The intensification strategy must be based on measures to encourage residential construction in the downtown perimeter, access to affordable housing and easy and safe traffic for pedestrians and cyclists.
“The goal is to create an interesting living environment for people to want to live there. Everything must be thought of to ensure the active movement of the people of this district, “he explains. This dynamism will provoke a craze for the renovation of buildings and homes, he says. Local shops will follow, he says.
“The problem for municipalities is their spreading. Now, when we live in a new neighborhood, we have to take our car to do our shopping. There is nothing sustainable in there. Yes, we can build ecological homes, but we must stop sprawl and rather densify, “says Mr. Vachon.
The revitalization project in downtown Granby seems exciting, Vachon said. It will work if demographic densification accompanies everything, he says. “We have to target the issues and ask ourselves what measures can be put in place to bring this sector back to life. You do not revitalize a city center to attract tourists or to please cyclists. We do it to create a living environment. ”
Reducing losses in municipal drinking water systems must be a priority, says Réjean De Ladurantaye, lecturer at the Université de Sherbrooke.
The loss of drinking water in the water system remains a serious environmental problem in municipalities, says Réjean De Ladurantaye, lecturer at the Université de Sherbrooke. Finding these leaks and fixing them should be their priority, he argues.
Quebeckers are the largest consumers of water in Canada, says De Ladurantaye. They use 573 liters a day, according to data from the Ministry of Municipal Affairs, which is 28% more than the Canadian average. However, obsolete aqueduct systems result in significant losses of drinking water.
These losses have significant impacts because they force municipalities to filter more water than necessary, which increases costs, says De Ladurantaye. In addition, a large volume of the drinking water lost ends up in the sewer systems, which also costs the sewage treatment plant, he adds. “Look at the bad state of our roads. It’s because of a letting go. Imagine the state of infrastructure that you do not see, “he says.

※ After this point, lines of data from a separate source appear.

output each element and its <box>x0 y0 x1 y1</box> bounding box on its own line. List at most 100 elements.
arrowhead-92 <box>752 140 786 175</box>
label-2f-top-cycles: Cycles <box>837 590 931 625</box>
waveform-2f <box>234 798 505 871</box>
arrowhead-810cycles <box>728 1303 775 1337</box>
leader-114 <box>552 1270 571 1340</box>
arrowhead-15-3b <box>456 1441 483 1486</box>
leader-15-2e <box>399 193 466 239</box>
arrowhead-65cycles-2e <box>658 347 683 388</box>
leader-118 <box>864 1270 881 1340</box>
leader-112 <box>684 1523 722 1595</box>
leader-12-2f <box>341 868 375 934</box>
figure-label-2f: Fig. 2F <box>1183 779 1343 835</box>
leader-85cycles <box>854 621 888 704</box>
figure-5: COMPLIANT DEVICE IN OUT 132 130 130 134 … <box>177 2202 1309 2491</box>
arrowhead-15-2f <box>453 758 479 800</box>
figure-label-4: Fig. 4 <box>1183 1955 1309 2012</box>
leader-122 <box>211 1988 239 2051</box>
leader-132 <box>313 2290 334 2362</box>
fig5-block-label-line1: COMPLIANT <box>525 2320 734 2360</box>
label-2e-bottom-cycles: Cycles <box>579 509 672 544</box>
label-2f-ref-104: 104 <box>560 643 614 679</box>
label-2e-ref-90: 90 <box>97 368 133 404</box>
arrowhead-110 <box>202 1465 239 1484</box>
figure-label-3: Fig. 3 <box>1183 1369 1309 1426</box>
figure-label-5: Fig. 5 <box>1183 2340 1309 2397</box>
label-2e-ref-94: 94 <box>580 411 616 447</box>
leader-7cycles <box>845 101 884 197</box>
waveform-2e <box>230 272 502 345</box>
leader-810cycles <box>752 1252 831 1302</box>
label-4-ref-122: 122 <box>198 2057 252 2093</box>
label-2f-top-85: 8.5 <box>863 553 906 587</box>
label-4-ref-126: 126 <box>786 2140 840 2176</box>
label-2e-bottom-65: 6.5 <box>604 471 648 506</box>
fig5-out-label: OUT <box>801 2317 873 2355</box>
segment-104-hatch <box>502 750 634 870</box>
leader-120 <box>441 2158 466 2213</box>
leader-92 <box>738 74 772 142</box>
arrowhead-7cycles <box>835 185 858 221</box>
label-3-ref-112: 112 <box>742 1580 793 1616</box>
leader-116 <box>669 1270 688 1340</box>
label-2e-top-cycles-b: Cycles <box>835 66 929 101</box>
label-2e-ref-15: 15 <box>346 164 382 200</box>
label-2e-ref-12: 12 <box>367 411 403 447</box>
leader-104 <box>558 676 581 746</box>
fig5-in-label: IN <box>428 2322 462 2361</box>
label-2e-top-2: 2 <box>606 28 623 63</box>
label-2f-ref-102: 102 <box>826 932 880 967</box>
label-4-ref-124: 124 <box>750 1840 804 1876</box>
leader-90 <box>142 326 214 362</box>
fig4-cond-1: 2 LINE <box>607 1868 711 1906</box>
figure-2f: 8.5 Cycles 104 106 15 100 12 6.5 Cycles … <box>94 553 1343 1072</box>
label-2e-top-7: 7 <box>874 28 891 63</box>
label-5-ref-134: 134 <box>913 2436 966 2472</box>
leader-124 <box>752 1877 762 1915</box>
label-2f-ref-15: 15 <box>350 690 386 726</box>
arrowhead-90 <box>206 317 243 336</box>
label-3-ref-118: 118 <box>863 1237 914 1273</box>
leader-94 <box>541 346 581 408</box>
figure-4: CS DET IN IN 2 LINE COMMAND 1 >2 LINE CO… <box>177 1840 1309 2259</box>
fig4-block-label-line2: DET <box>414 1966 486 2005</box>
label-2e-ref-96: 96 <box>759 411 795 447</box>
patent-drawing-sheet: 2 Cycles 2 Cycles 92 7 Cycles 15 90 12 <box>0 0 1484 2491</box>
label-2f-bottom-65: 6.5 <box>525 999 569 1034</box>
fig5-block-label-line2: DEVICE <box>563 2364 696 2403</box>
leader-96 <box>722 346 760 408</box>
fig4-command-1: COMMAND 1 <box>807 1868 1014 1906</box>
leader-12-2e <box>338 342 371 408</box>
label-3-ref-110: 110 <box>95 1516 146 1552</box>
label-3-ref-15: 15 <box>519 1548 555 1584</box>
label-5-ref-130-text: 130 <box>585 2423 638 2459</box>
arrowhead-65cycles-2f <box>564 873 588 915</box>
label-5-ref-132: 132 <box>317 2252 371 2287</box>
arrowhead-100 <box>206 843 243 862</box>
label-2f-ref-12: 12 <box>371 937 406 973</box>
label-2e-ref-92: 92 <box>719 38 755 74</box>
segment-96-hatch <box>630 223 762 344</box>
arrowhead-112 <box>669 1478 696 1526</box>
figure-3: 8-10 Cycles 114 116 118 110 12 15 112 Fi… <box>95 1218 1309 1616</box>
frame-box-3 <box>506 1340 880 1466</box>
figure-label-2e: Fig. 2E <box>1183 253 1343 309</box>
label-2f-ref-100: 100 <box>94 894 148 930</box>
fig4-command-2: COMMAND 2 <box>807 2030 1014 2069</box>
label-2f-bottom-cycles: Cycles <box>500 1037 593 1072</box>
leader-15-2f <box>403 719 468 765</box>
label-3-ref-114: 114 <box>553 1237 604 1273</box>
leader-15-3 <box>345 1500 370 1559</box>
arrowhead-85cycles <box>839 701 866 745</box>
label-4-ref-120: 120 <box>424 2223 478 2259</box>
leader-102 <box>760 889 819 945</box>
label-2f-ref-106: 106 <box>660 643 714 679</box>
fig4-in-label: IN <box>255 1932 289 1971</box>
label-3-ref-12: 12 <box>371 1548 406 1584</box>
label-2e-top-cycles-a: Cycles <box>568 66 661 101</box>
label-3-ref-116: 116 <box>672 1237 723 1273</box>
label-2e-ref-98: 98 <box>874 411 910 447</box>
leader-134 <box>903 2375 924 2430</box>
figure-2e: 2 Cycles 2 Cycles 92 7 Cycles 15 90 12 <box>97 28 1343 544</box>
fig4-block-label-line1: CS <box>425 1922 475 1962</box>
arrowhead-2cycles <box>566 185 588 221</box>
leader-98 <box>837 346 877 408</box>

The new Québec Drinking Water Strategy 2019-2025 aims to reduce the amount of drinking water distributed per person by 20%. To achieve this, a change in consumer behavior is necessary, opines Mr. De Ladurantaye. It has always been difficult, he said at once. The best way, according to him, to improve the balance sheet in terms of preservation of drinking water is to fill the gaps in the distribution networks.
In its last strategy, the 2011-2017 strategy, Quebec’s objective was to reduce them by 20%. The goal has not been achieved. Significant investments must be made in the aqueduct networks to reach this target, thinks Mr. De Ladurantaye.